15 Apr 2021
Two people were charged with using a New York state employees credit union to process more than $1 billion in suspect financial transactions while failing to file suspicious-activity reports or maintain adequate anti-money-laundering controls.
Gyanendra Asre, 53, and Hanan Ofer, 67, persuaded the New York State Employees Federal Credit Union to let them process the transactions, saying they had expertise in anti-money-laundering measures, according to federal prosecutors. Both were 25% equity owners of the credit union at the time and had a history of working in compliance at U.S. financial institutions, according to the indictment. The credit union wasn’t charged.

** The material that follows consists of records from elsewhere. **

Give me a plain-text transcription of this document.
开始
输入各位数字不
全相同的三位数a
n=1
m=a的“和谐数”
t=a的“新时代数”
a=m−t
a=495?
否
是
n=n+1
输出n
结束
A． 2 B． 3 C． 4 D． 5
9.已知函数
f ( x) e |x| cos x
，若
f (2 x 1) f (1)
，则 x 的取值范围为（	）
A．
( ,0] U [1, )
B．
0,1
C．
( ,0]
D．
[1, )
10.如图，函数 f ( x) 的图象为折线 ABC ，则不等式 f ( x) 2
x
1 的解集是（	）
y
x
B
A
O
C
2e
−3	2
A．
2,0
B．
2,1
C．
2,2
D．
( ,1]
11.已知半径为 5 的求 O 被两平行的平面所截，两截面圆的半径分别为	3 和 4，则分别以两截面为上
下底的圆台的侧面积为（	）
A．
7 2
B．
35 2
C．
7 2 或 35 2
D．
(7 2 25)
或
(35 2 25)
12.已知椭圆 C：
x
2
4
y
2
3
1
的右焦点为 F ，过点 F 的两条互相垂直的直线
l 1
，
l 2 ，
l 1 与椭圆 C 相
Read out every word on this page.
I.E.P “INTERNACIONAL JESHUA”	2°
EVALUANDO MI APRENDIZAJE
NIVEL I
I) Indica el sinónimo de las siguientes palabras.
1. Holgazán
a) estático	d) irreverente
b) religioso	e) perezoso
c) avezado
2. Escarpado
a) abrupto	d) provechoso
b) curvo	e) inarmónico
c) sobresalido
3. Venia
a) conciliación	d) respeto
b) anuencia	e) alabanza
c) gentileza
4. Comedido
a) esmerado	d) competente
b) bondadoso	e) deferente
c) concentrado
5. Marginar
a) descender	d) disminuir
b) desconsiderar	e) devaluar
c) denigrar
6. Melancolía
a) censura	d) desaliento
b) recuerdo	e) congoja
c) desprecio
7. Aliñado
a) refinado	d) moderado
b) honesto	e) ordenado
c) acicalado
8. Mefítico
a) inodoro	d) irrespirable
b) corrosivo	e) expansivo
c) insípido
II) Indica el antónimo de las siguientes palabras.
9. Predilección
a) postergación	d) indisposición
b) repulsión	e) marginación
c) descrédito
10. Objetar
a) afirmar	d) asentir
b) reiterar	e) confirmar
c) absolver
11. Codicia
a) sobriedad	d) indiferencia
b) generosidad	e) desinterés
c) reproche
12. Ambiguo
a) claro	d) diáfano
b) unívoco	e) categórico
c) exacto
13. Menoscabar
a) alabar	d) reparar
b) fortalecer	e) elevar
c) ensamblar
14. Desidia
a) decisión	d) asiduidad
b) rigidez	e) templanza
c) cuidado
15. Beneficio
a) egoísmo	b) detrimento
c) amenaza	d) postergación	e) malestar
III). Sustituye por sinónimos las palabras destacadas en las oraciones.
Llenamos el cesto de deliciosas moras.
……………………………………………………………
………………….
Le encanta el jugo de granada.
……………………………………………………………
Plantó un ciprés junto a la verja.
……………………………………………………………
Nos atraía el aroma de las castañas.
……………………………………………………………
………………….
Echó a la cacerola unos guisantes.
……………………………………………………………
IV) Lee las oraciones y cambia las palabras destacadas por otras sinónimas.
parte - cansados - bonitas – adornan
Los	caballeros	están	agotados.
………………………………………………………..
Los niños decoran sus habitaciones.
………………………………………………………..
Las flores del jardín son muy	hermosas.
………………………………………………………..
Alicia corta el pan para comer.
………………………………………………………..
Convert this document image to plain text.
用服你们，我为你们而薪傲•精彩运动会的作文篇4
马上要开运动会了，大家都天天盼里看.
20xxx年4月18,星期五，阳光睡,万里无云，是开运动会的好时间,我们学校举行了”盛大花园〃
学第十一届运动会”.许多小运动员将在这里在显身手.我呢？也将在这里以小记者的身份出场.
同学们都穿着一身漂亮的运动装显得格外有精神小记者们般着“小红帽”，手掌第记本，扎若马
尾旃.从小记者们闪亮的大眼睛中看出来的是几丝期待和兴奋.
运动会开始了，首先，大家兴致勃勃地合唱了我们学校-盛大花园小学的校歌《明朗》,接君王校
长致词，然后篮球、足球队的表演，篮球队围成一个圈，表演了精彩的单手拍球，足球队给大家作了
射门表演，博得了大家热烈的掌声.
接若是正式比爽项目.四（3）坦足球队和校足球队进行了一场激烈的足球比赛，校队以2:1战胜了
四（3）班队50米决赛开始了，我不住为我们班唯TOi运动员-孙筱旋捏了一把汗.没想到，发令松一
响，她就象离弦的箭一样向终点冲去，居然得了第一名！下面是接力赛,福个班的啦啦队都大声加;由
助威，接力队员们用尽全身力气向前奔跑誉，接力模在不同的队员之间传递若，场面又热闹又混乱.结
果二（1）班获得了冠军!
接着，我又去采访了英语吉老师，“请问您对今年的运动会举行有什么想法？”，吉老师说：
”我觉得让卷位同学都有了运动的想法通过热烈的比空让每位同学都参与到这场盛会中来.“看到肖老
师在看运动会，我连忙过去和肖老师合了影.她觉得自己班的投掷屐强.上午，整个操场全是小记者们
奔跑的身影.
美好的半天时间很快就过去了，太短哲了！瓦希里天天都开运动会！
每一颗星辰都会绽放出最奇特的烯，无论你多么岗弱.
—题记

The defendants “devised a scheme to bring lucrative and high-risk, international financial business lines to small, unsophisticated financial institutions,” according to the indictment. They “then caused the transfer of hundreds of millions of dollars from high-risk foreign jurisdictions” through the credit union without putting proper anti-money-laundering protections in place, the U.S. alleges.
The indictment, which cites Mexico as a key jurisdiction for the transactions, stops short of accusing the two of knowingly laundering money. But it alleges the transactions they processed — which included accepting hundreds of millions of dollars in bulk U.S. dollar deposits from a Mexican bank and then wiring the funds to that bank’s U.S. accounts — had red flags that should have prompted them to report the transactions to U.S. authorities and demand more information about them.